Take Peter Turchin’s famed prediction for 2020. In 2010 he developed a quantitative analysis of history, known as cliodynamics, that allowed him to predict that the West would experience political chaos a decade later. Unfortunately, no one was able to act on that prophecy in order to prevent damage to US democracy. And of course, if they had, Turchin’s prediction would have been relegated to the ranks of failed futures. This situation is not an aberration.
Rulers from Mesopotamia to Manhattan have sought knowledge of the future in order to obtain strategic advantages—but time and again, they have failed to interpret it correctly, or they have failed to grasp either the political motives or the speculative limitations of those who proffer it. More often than not, they have also chosen to ignore futures that force them to face uncomfortable truths. Even the technological innovations of the 21st century have failed to change these basic problems—the results of computer programs are, after all, only as accurate as their data input.
There is an assumption that the more scientific the approach to predictions, the more accurate forecasts will be. But this belief causes more problems than it solves, not least because it often either ignores or excludes the lived diversity of human experience. Despite the promise of more accurate and intelligent technology, there is little reason to think the increased deployment of AI in forecasting will make prognostication any more useful than it has been throughout human history.
PEOPLE HAVE LONG tried to find out more about the shape of things to come. These efforts, while aimed at the same goal, have differed across time and space in several significant ways, with the most obvious being methodology—that is, how predictions were made and interpreted. Since the earliest civilizations, the most important distinction in this practice has been between individuals who have an intrinsic gift or ability to predict the future, and systems that provide rules for calculating futures. The predictions of oracles, shamans, and prophets, for example, depended on the capacity of these individuals to access other planes of being and receive divine inspiration. Strategies of divination such as astrology, palmistry, numerology, and Tarot, however, depend on the practitioner’s mastery of a complex theoretical rule-based (and sometimes highly mathematical) system, and their ability to interpret and apply it to particular cases. Interpreting dreams or the practice of necromancy might lie somewhere between these two extremes, depending partly on innate ability, partly on acquired expertise. And there are plenty of examples, in the past and present, that involve both strategies for predicting the future. Any internet search on “dream interpretation” or “horoscope calculation” will throw up millions of hits.
In the last century, technology legitimized the latter approach, as developments in IT (predicted, at least to some extent, by Moore’s law) provided more powerful tools and systems for forecasting. In the 1940s, the analog computer MONIAC had to use actual tanks and pipes of colored water to model the UK economy. By the 1970s, the Club of Rome could turn to the World3 computer simulation to model the flow of energy through human and natural systems via key variables such as industrialization, environmental loss, and population growth. Its report, Limits to Growth, became a best seller, despite the sustained criticism it received for the assumptions at the core of the model and the quality of the data that was fed into it.

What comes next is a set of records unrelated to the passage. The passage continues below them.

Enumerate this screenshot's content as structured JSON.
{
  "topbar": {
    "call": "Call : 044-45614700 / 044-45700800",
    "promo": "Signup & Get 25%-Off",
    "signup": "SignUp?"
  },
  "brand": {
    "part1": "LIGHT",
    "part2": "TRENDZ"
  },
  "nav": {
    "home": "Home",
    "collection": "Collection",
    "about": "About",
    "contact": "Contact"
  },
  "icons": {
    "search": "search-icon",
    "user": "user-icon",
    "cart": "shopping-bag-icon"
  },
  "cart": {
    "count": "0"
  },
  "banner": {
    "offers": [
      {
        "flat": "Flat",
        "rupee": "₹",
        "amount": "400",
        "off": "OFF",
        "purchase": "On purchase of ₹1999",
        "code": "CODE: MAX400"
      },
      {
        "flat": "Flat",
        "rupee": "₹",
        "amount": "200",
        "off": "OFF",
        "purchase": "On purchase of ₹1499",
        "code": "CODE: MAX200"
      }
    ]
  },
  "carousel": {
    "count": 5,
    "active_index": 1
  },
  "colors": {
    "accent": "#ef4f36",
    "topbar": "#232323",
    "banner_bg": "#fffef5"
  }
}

At the same time, rather than depending on technological advances, other forecasters have turned to the strategy of crowdsourcing predictions of the future. Polling public and private opinions, for example, depends on something very simple—asking people what they intend to do or what they think will happen. It then requires careful interpretation, whether based in quantitative (like polls of voter intention) or qualitative (like the Rand corporation’s DELPHI technique) analysis. The latter strategy harnesses the wisdom of highly specific crowds. Assembling a panel of experts to discuss a given topic, the thinking goes, is likely to be more accurate than individual prognostication.
This approach resonates in many ways with yet another forecasting method—war-gaming. Beginning in the 20th century, military field exercises and maneuvers were increasingly supplemented, and sometimes replaced, by simulation. Undertaken both by human beings and by computer models such as the RAND Strategy Assessment Center, this strategy is no longer confined to the military, but is now used extensively in politics, commerce, and industry. The goal is to increase present resilience and efficiency as much as it is to plan for futures. Some simulations have been very accurate in predicting and planning for possible outcomes, particularly when undertaken close to the projected events—like the Sigma war game exercises conducted by the Pentagon in the context of the developing Vietnam War, for example, or the Desert Crossing 1999 games played by United States Central Command in relation to Saddam Hussein’s Iraq.